The man who oversaw the immigration of tens of thousands of Ethiopian Jews to Israel since the 1990s, Feldmann says that most Israelis keep their distance from Ethiopians.

“In a recent study, 23 percent of Israelis responded that they would approve of their children dating or marrying an Ethiopian,” he says. “Only 40 percent of Israelis have spoken to an Ethiopian.”

He and Ethiopian Israeli Mimi David-Ratta visited Dayton in September to update the Jewish community on challenges to Ethiopian Jewry and how the American Jewish community can help alleviate their difficulties.

Feldmann and David-Ratta shared their stories with students at Hillel Academy, at a Jewish Federation community briefing, and with donors in private settings.

David-Ratta, who was raised in a Jewish village in Ethiopia, decided to make aliyah (immigrate to Israel) in 1984, when she was 8 1/2 years old.

“All the time, every day, we heard about Jerusalem from our parents and grandparents,” she says.

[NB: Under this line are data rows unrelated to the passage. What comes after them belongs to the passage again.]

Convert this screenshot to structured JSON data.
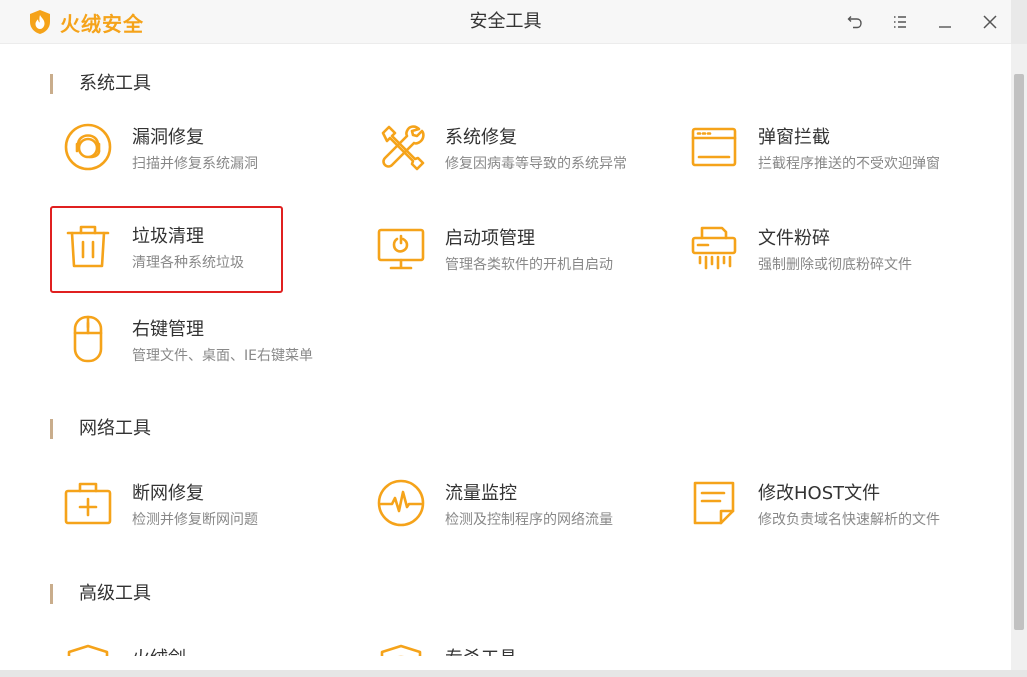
{
  "app": {
    "brand": "火绒安全",
    "window_title": "安全工具"
  },
  "colors": {
    "accent": "#f5a31a",
    "selection": "#e02020",
    "section_bar": "#c9ad8c"
  },
  "sections": [
    {
      "title": "系统工具"
    },
    {
      "title": "网络工具"
    },
    {
      "title": "高级工具"
    }
  ],
  "system_tools": [
    {
      "icon": "bug-fix-icon",
      "name": "漏洞修复",
      "desc": "扫描并修复系统漏洞"
    },
    {
      "icon": "wrench-screwdriver-icon",
      "name": "系统修复",
      "desc": "修复因病毒等导致的系统异常"
    },
    {
      "icon": "popup-window-icon",
      "name": "弹窗拦截",
      "desc": "拦截程序推送的不受欢迎弹窗"
    },
    {
      "icon": "trash-icon",
      "name": "垃圾清理",
      "desc": "清理各种系统垃圾",
      "selected": true
    },
    {
      "icon": "monitor-startup-icon",
      "name": "启动项管理",
      "desc": "管理各类软件的开机自启动"
    },
    {
      "icon": "shredder-icon",
      "name": "文件粉碎",
      "desc": "强制删除或彻底粉碎文件"
    },
    {
      "icon": "mouse-icon",
      "name": "右键管理",
      "desc": "管理文件、桌面、IE右键菜单"
    }
  ],
  "network_tools": [
    {
      "icon": "first-aid-kit-icon",
      "name": "断网修复",
      "desc": "检测并修复断网问题"
    },
    {
      "icon": "traffic-monitor-icon",
      "name": "流量监控",
      "desc": "检测及控制程序的网络流量"
    },
    {
      "icon": "host-file-icon",
      "name": "修改HOST文件",
      "desc": "修改负责域名快速解析的文件"
    }
  ],
  "advanced_tools": [
    {
      "icon": "shield-sword-icon",
      "name": "火绒剑"
    },
    {
      "icon": "shield-tool-icon",
      "name": "专杀工具"
    }
  ]
}
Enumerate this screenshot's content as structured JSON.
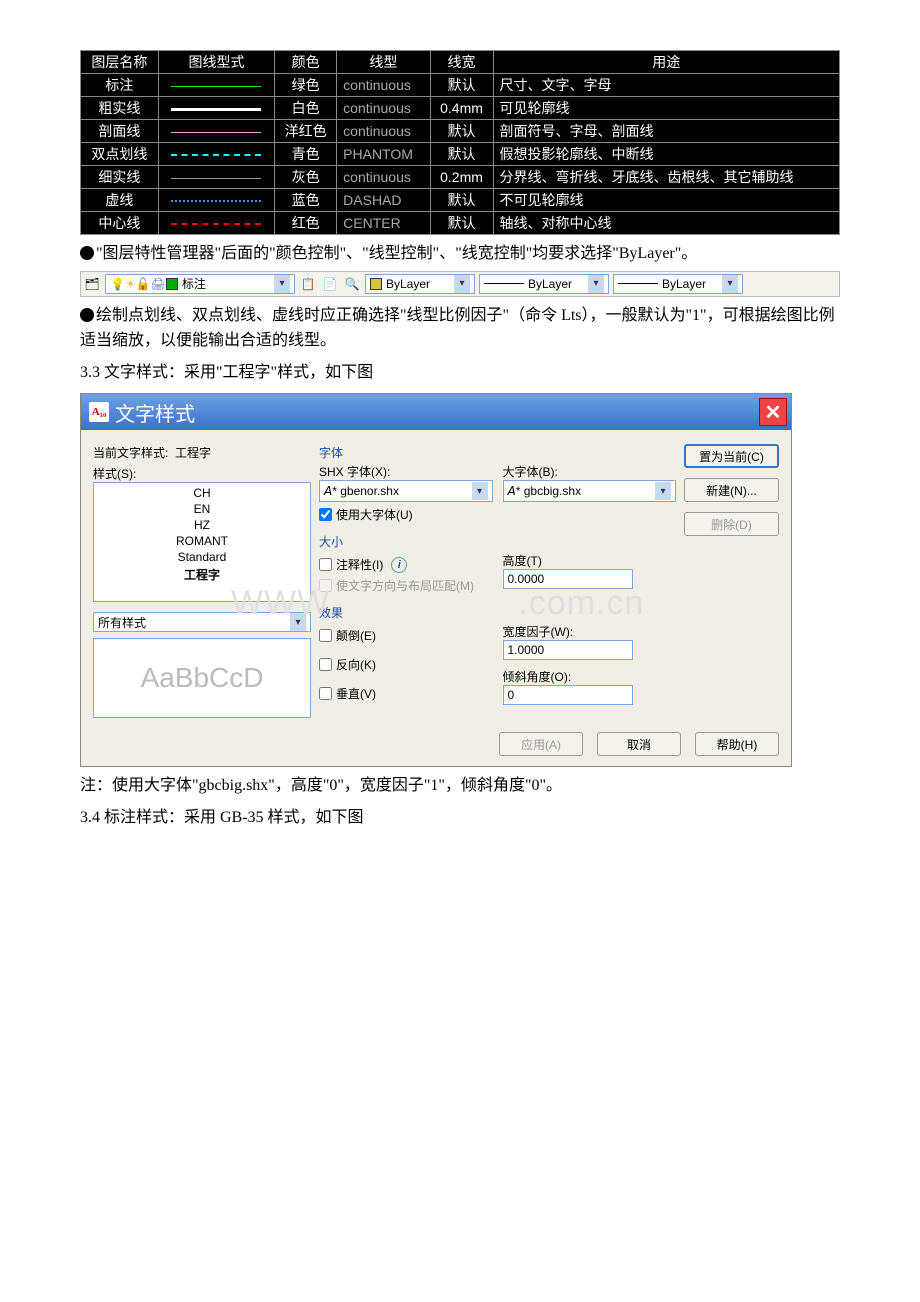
{
  "table": {
    "headers": [
      "图层名称",
      "图线型式",
      "颜色",
      "线型",
      "线宽",
      "用途"
    ],
    "rows": [
      {
        "name": "标注",
        "color": "绿色",
        "colorClass": "color-green",
        "ltype": "continuous",
        "lw": "默认",
        "use": "尺寸、文字、字母",
        "sample": "ls-thin"
      },
      {
        "name": "粗实线",
        "color": "白色",
        "colorClass": "color-white",
        "ltype": "continuous",
        "lw": "0.4mm",
        "use": "可见轮廓线",
        "sample": "ls-thick"
      },
      {
        "name": "剖面线",
        "color": "洋红色",
        "colorClass": "color-magenta",
        "ltype": "continuous",
        "lw": "默认",
        "use": "剖面符号、字母、剖面线",
        "sample": "ls-thin"
      },
      {
        "name": "双点划线",
        "color": "青色",
        "colorClass": "color-cyan",
        "ltype": "PHANTOM",
        "lw": "默认",
        "use": "假想投影轮廓线、中断线",
        "sample": "ls-dashed"
      },
      {
        "name": "细实线",
        "color": "灰色",
        "colorClass": "color-grayc",
        "ltype": "continuous",
        "lw": "0.2mm",
        "use": "分界线、弯折线、牙底线、齿根线、其它辅助线",
        "sample": "ls-thin"
      },
      {
        "name": "虚线",
        "color": "蓝色",
        "colorClass": "color-blue",
        "ltype": "DASHAD",
        "lw": "默认",
        "use": "不可见轮廓线",
        "sample": "ls-dotted"
      },
      {
        "name": "中心线",
        "color": "红色",
        "colorClass": "color-red",
        "ltype": "CENTER",
        "lw": "默认",
        "use": "轴线、对称中心线",
        "sample": "ls-dashed"
      }
    ]
  },
  "para1": "\"图层特性管理器\"后面的\"颜色控制\"、\"线型控制\"、\"线宽控制\"均要求选择\"ByLayer\"。",
  "toolbar": {
    "layer_label": "标注",
    "color_label": "ByLayer",
    "linetype_label": "ByLayer",
    "lineweight_label": "ByLayer"
  },
  "para2": "绘制点划线、双点划线、虚线时应正确选择\"线型比例因子\"（命令 Lts），一般默认为\"1\"，可根据绘图比例适当缩放，以便能输出合适的线型。",
  "para3": "3.3 文字样式：采用\"工程字\"样式，如下图",
  "dialog": {
    "title": "文字样式",
    "current_label": "当前文字样式:",
    "current_value": "工程字",
    "styles_label": "样式(S):",
    "styles": [
      "CH",
      "EN",
      "HZ",
      "ROMANT",
      "Standard",
      "工程字"
    ],
    "selected_style": "工程字",
    "filter_label": "所有样式",
    "preview": "AaBbCcD",
    "font_group": "字体",
    "shx_label": "SHX 字体(X):",
    "shx_value": "gbenor.shx",
    "big_label": "大字体(B):",
    "big_value": "gbcbig.shx",
    "use_big": "使用大字体(U)",
    "size_group": "大小",
    "annotative": "注释性(I)",
    "match_orient": "使文字方向与布局匹配(M)",
    "height_label": "高度(T)",
    "height_value": "0.0000",
    "effect_group": "效果",
    "upside": "颠倒(E)",
    "backwards": "反向(K)",
    "vertical": "垂直(V)",
    "width_label": "宽度因子(W):",
    "width_value": "1.0000",
    "oblique_label": "倾斜角度(O):",
    "oblique_value": "0",
    "btn_current": "置为当前(C)",
    "btn_new": "新建(N)...",
    "btn_delete": "删除(D)",
    "btn_apply": "应用(A)",
    "btn_cancel": "取消",
    "btn_help": "帮助(H)"
  },
  "note": "注：使用大字体\"gbcbig.shx\"，高度\"0\"，宽度因子\"1\"，倾斜角度\"0\"。",
  "para4": "3.4 标注样式：采用 GB-35 样式，如下图"
}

Her mother stayed to care for David-Ratta’s ill grandmother, so she embarked on her journey with her aunt.

“I refused to wait. I said, ‘Mother, I have the chance now.’”

With 100 people, she walked 460 miles to Sudan.

“It was very difficult. Many people died, many children.”

After five months in Sudan, she was finally brought to Israel.

“On my first day, I met a white person who spoke my native language,” she says. “It was Micha.” She says he became a second father to her.

Feldman says that 20,000 left the Ethiopian capital of Addis Ababa and went to Sudan like David-Ratta. However only 16,000 made it to Israel.

“Four thousand were buried in the sand,” he says. “This is a very cruel but strong proof of their Zionism. I have dedicated my life to bringing them to Israeli society.”

In 1991, he was one of the chief architects of Operation Solomon, which brought 14,310 Ethiopian Jews out of besieged Addis Ababa in one weekend. The funding for Operation Solomon came from the American Jewish community.

The challenges now are to bring the remaining 18,000 Falas Mura Jews — who had converted to Christianity under pressure — out of  impoverished, antisemitic Ethiopia; to absorb them into Israeli society; and in David-Ratta’s words, “to seek full integration between the two cultures.”

David-Ratta now works with Ethiopian immigrants. “I believe I have the ability to make a difference for my community,” she says. “But our journey is not finished.”

According to Feldmann, the Israeli government has decided to bring the remaining Falas Mura out of Ethiopia by the end of 2007.

“We have to bring 600 a month,” he says. “We hope you’ll help us bring them.”

To make this effort a success, United Jewish Communities has launched Operation Promise. The project seeks to ensure the proper absorption of the Falas Mura, as well as increasing services for Jews in the former Soviet Union.

Over the next three years, Operation Promise will provide:

• $23 million to maintain compounds for the Falas Mura Jews in Ethiopia, provide food, rent, health care, Hebrew language education and aliyah preparation;

• $40 million for absorption;

• and $37 million toward critical initiatives to improve educational opportunities for all Ethiopians.

Feldmann says, “what we need to do is to give the Ethiopian population the opportunity to become whatever their potential will allow them to become. Coming into Israel’s highly sophisticated society, they can only earn minimum wage.”

Through the support of North America’s Jewish federations, since 1993, Ethiopians in Israel have been able to earn up to a master’s degree without paying tuition.

“We need to have Ethiopian doctors, psychologists and lawyers,” he says. “Not just for the sake of the person or the family or the Ethiopian community. But in order to save our society. The moment we have Ethiopian doctors, something in the back of our mind will change. You are part of our project. Be part of history in the making.”